Caladenia reticulata, commonly known as the veined spider orchid, is a plant in the orchid family Orchidaceae and is endemic to Victoria and South Australia. It is a ground orchid with a single, hairy leaf and usually only one yellowish-green and red flower.

==Description==
Caladenia reticulata is a terrestrial, perennial, deciduous, herb with an underground tuber and a single hairy leaf, 70-120 mm long, 3-7 mm wide. A single yellowish-green and red to wholly red flower is borne on a spike 100-300 mm tall. The sepals have dark, narrow, club-like glandular tips 5-10 mm long. The dorsal sepal is erect at its base but curves forward and is 20-30 mm long. The lateral sepals are 25-35 mm long and 4-5 mm wide and spreading. The petals are slightly shorter and narrower than the lateral sepals and taper to narrow, thread-like tips.
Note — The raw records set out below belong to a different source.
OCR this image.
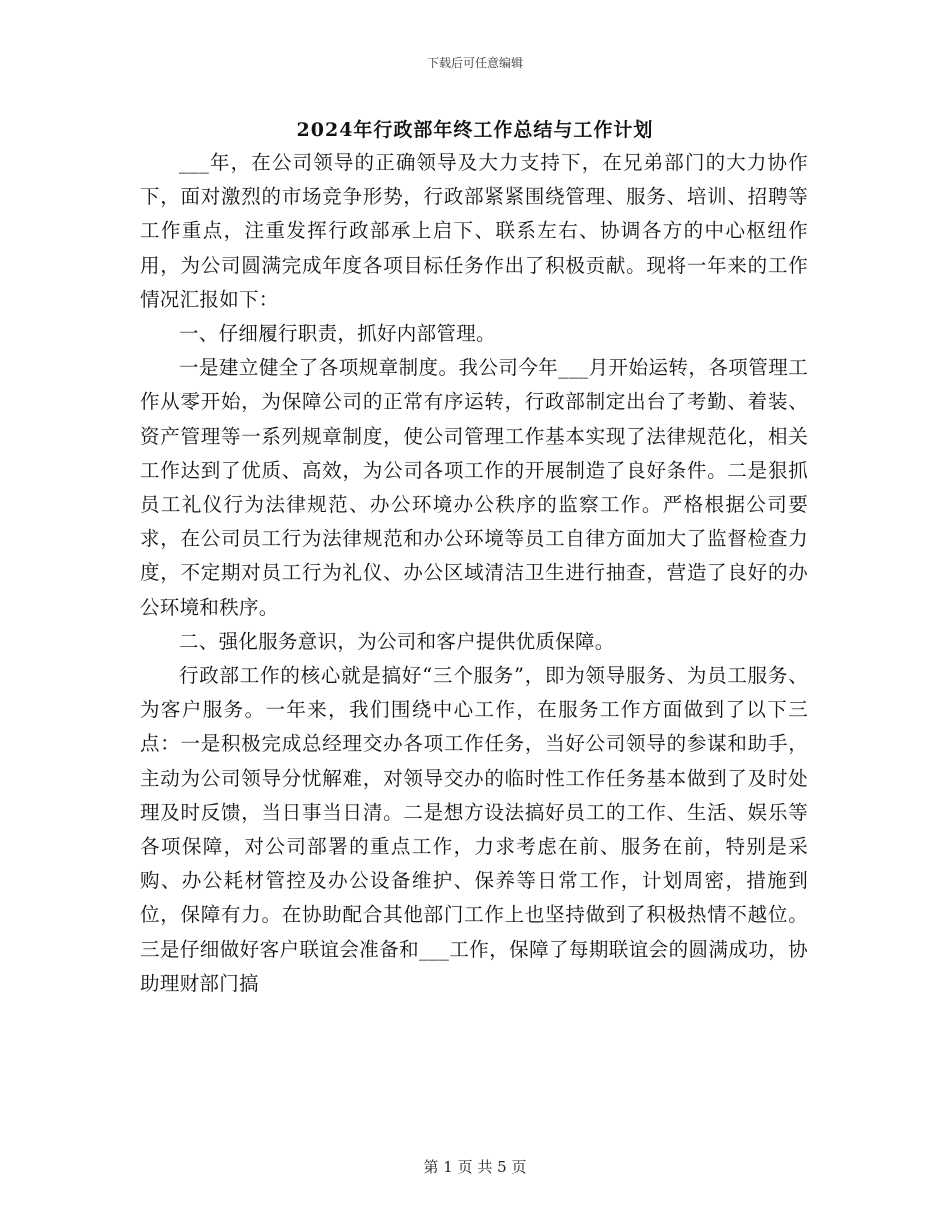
下载后可任意编辑
2024年行政部年终工作总结与工作计划

___年，在公司领导的正确领导及大力支持下，在兄弟部门的大力协作下，面对激烈的市场竞争形势，行政部紧紧围绕管理、服务、培训、招聘等工作重点，注重发挥行政部承上启下、联系左右、协调各方的中心枢纽作用，为公司圆满完成年度各项目标任务作出了积极贡献。现将一年来的工作情况汇报如下：

一、仔细履行职责，抓好内部管理。

一是建立健全了各项规章制度。我公司今年___月开始运转，各项管理工作从零开始，为保障公司的正常有序运转，行政部制定出台了考勤、着装、资产管理等一系列规章制度，使公司管理工作基本实现了法律规范化，相关工作达到了优质、高效，为公司各项工作的开展制造了良好条件。二是狠抓员工礼仪行为法律规范、办公环境办公秩序的监察工作。严格根据公司要求，在公司员工行为法律规范和办公环境等员工自律方面加大了监督检查力度，不定期对员工行为礼仪、办公区域清洁卫生进行抽查，营造了良好的办公环境和秩序。

二、强化服务意识，为公司和客户提供优质保障。

行政部工作的核心就是搞好“三个服务”，即为领导服务、为员工服务、为客户服务。一年来，我们围绕中心工作，在服务工作方面做到了以下三点：一是积极完成总经理交办各项工作任务，当好公司领导的参谋和助手，主动为公司领导分忧解难，对领导交办的临时性工作任务基本做到了及时处理及时反馈，当日事当日清。二是想方设法搞好员工的工作、生活、娱乐等各项保障，对公司部署的重点工作，力求考虑在前、服务在前，特别是采购、办公耗材管控及办公设备维护、保养等日常工作，计划周密，措施到位，保障有力。在协助配合其他部门工作上也坚持做到了积极热情不越位。三是仔细做好客户联谊会准备和___工作，保障了每期联谊会的圆满成功，协助理财部门搞

第 1 页 共 5 页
The labellum is red or yellowish-green with red markings and is 8-11 mm long and 6-8 mm wide. The sides of the labellum sometimes have teeth up to 1.3 mm long and there are four or six rows of calli which are 1.3 mm long near the base of the labellum but decreasing in size towards its tip. Flowering occurs from September to November.

==Taxonomy and naming==
Caladenia reticulata was first formally described in 1882 by Robert D. FitzGerald and the description was published in The Gardeners' Chronicle. The specific epithet (reticulata) is a Latin word meaning "netted" or "net-like".
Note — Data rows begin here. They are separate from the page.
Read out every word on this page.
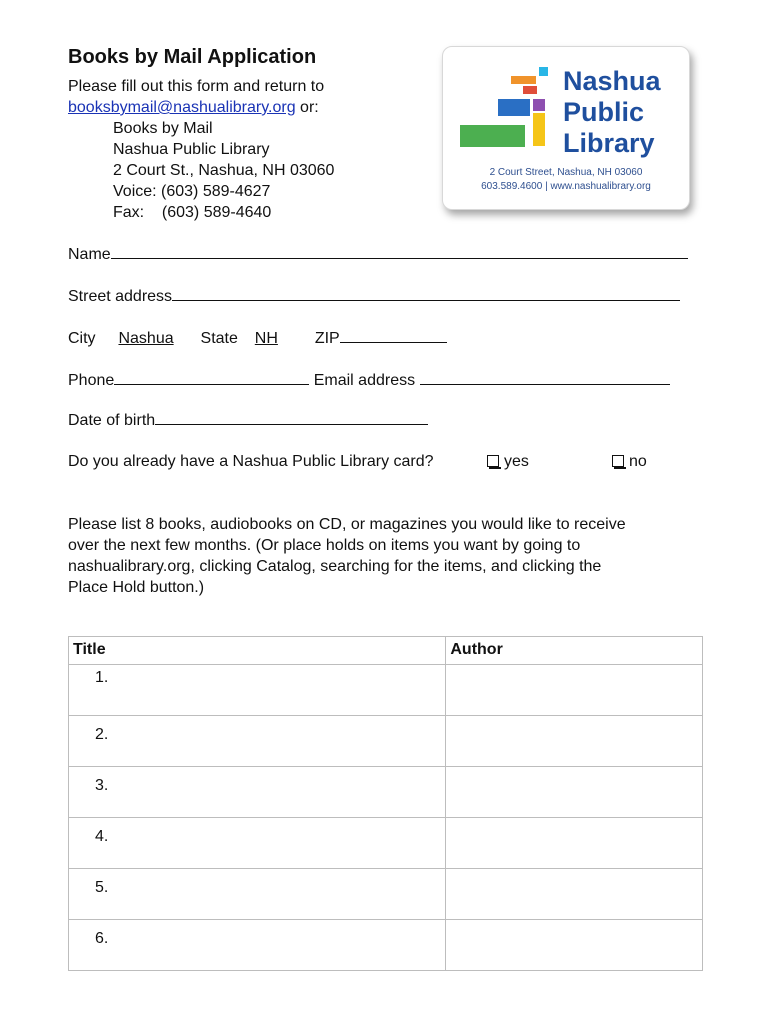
Books by Mail Application
Please fill out this form and return to
booksbymail@nashualibrary.org or:
Books by Mail
Nashua Public Library
2 Court St., Nashua, NH 03060
Voice: (603) 589-4627
Fax:    (603) 589-4640
Nashua
Public
Library
2 Court Street, Nashua, NH 03060
603.589.4600 | www.nashualibrary.org
Name
Street address
City Nashua State NH ZIP
Phone	Email address
Date of birth
Do you already have a Nashua Public Library card?	yes	no
Please list 8 books, audiobooks on CD, or magazines you would like to receive
over the next few months. (Or place holds on items you want by going to
nashualibrary.org, clicking Catalog, searching for the items, and clicking the
Place Hold button.)
Title	Author

1.	

2.	

3.	

4.	

5.	

6.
==Distribution and habitat==
The veined spider orchid is widespread but localised in Victoria near Stawell, Ararat, Horsham and Dunolly where it usually grows in open woodland. In South Australia it occurs in the Southern Lofty and Kangaroo Island bioregions, growing on forested slopes.

==Conservation==
Caladenia reticulata is listed as "vulnerable" in Victoria.